I live in a flat and want to take down an internal wall to make my bedroom bigger. Do I need building regulations permission?
This depends on the layout of your property as the wall might affect the means of escape in case of fire. You can get advice from your local LABC team about your planned alteration to make sure you have included all the relevant fire precautions measures like smoke alarms, fire doors, and fire resisting walls.
You’ll also need to consider the construction of your property. There are two types of internal walls: non-load bearing and load bearing. You’ll need to check or have yours checked, and make sure that you have considered some important factors before starting the work.
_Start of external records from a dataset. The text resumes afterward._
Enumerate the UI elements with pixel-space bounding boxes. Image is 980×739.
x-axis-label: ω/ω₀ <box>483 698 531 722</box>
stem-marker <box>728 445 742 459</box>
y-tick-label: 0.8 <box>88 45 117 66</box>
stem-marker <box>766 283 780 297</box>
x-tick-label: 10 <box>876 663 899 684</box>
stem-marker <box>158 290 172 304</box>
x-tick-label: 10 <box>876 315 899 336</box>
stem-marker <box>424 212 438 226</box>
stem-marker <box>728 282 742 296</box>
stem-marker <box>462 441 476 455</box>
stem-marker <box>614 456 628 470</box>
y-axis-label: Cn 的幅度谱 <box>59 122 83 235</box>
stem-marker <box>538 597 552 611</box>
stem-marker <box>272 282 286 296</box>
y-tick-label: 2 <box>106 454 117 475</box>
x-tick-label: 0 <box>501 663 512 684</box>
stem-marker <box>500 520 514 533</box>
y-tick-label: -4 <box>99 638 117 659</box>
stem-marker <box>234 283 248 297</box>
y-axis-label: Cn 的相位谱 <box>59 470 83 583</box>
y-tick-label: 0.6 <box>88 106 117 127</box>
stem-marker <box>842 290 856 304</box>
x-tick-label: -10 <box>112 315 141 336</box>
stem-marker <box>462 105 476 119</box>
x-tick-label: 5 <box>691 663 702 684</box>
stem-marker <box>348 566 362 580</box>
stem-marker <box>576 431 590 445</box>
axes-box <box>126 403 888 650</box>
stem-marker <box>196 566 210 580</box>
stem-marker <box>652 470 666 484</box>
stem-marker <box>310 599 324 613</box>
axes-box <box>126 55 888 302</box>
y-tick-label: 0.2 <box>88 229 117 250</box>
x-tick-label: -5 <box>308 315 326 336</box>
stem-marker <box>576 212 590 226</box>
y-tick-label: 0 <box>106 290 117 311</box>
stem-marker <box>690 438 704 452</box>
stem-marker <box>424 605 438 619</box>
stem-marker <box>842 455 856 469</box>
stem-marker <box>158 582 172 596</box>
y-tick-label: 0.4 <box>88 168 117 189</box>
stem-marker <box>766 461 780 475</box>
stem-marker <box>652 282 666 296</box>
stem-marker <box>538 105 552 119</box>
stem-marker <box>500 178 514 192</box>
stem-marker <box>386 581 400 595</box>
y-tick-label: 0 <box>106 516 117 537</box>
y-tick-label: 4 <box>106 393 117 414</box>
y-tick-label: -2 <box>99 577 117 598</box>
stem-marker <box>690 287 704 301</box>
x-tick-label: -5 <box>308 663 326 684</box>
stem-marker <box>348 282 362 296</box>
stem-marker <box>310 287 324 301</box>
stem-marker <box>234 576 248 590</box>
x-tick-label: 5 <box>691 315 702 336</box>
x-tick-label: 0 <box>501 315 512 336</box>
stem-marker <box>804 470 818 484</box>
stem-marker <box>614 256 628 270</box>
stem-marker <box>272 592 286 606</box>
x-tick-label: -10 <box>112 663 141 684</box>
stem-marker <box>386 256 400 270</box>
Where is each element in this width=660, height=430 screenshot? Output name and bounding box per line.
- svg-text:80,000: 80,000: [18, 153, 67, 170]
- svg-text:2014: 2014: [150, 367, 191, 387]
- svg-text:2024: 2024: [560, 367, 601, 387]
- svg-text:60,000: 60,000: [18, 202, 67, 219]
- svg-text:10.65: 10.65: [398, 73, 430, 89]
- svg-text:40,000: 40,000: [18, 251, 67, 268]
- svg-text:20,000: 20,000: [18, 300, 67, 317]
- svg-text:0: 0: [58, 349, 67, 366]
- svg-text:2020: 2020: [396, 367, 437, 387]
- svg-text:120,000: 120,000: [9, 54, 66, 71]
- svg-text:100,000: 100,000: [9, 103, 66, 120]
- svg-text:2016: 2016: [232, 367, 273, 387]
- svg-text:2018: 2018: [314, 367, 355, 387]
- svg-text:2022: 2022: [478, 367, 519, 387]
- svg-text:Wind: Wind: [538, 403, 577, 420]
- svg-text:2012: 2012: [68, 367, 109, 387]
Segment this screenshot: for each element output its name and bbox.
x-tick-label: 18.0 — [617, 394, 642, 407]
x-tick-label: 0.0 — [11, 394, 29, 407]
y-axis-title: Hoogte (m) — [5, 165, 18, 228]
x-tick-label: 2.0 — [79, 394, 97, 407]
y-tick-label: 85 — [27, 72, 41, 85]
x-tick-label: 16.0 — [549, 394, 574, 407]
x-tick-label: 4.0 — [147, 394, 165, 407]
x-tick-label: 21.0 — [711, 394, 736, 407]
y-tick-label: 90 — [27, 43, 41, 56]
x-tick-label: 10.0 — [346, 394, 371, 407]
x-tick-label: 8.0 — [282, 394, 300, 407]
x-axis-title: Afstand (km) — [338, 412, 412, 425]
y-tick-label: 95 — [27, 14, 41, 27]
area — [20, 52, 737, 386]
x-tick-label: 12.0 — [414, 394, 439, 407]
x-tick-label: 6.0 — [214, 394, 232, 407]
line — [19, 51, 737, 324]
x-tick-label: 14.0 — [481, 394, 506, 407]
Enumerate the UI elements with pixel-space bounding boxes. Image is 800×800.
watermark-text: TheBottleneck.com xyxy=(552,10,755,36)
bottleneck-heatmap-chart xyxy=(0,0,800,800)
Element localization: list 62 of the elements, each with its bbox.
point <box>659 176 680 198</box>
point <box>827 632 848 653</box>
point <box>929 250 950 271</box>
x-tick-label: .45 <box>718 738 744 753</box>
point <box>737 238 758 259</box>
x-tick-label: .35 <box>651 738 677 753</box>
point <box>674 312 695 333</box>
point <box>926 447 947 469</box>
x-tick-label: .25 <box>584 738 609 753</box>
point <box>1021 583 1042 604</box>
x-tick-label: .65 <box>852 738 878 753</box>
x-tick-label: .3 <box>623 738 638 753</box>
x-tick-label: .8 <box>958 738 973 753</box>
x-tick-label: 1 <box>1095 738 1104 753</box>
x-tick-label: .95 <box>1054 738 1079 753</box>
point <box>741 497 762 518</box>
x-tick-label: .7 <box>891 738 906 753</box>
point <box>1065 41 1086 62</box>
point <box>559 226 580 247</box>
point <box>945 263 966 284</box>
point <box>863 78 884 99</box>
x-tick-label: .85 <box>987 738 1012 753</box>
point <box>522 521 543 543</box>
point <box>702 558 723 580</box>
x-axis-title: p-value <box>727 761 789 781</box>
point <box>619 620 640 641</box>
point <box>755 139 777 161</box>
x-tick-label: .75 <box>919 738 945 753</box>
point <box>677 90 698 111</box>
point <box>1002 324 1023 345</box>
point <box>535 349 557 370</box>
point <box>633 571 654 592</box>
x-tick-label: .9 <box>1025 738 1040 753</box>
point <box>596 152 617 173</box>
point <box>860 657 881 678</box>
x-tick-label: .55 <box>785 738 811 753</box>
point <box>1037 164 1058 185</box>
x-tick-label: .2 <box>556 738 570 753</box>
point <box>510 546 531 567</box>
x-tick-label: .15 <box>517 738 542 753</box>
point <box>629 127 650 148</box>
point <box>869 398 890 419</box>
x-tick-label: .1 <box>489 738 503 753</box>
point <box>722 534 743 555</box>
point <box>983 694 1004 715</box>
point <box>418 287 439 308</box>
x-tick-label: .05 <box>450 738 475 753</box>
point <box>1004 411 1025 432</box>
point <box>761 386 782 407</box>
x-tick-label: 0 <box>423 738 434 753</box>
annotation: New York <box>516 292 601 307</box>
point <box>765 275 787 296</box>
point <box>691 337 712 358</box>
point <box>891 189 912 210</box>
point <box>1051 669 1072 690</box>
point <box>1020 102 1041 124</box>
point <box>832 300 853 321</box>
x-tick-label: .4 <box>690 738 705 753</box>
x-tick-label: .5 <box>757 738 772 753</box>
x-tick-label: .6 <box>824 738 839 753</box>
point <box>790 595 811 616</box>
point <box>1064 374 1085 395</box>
Non-load bearing walls carry their own weight without supporting anything. When removing them it is important to consider if they are providing protection in case of a fire – if so then the work would require Building Regulations permission. If your flat is part of a building with any communal area like a hallway this will need to be a Full Plans application.
Some non-loadbearing walls can be removed without notifying building control, but it is recommended that you check with a suitably competent professional, such as a structural engineer or architect, to identify the function and performance of the wall before determining whether it can be removed or requires an approval.
Building Regulations will always apply to load bearing walls that provide support. Removing load bearing walls is a structural alteration and your engineer will calculate the transfer of load from floors, walls, roofs, furniture, and bathrooms, for example, to another part of the structure or to a new lintel or beam. Removal of a load bearing wall should be done by a professional to minimise the risks associated with it, such as cracking or even collapse. You’ll need to allow time to have calculations prepared and approved and to appoint your builder. They will then need to order any steels which adds to the timescale. The steel, the padstones that it sits on, and the condition of the existing walls will be inspected and then the steels will be encased in plasterboard to fireproof them (unless you want to keep them exposed and use alternative methods of fire protection) which should also be inspected.
If the internal wall you want to remove is a non-load bearing wall, you can complete the work yourself but if you do decide to appoint a contractor, read our guidance on how to choose the right builder to help make your project run smoothly.
When creating a larger room you will also need to consider the ventilation to the space to make sure you maintain a comfortable and healthy environment. You’ll need to ensure that an opening window is still available to remove stale air and replace it with fresh outside air. The recommended rate is four air changes per hour and the opening size should ideally be 1/20th of the floor area.
In more modern homes (built from 2003 onwards) internal walls may also provide a degree of sound reduction and your new layout should take this into account to ensure that noise transfer is not made any worse. This also applies to the adjacent space that you are incorporating into your room.
Remember that regulations were introduced in 2010 and amended in 2015 to ensure that new homes are accessible for all users including people with disabilities and, if your flat was built after this, your alterations must not make the building less accessible in any way.
Note: If you are a tenant, you should check with the property owner before you carry out any alterations. If your property is Leasehold, you will need the permission of the Freeholder(s).
Do I need any paperwork for this?
Yes, if your work requires permission, you’ll be sent an approval notice or letter confirming acceptance of your building notice (you can only use a Building Notice if your flat is part of a building that has no communal spaces like hallways and staircases.)
Once work starts contact your building control provider to ask for an inspection. The work will also be inspected once it is complete (It’s your responsibility to make sure building control are notified) and you’ll receive a completion certificate. Make sure you keep this in a safe place as, without one, there could be problems when you sell or mortgage your house in the future.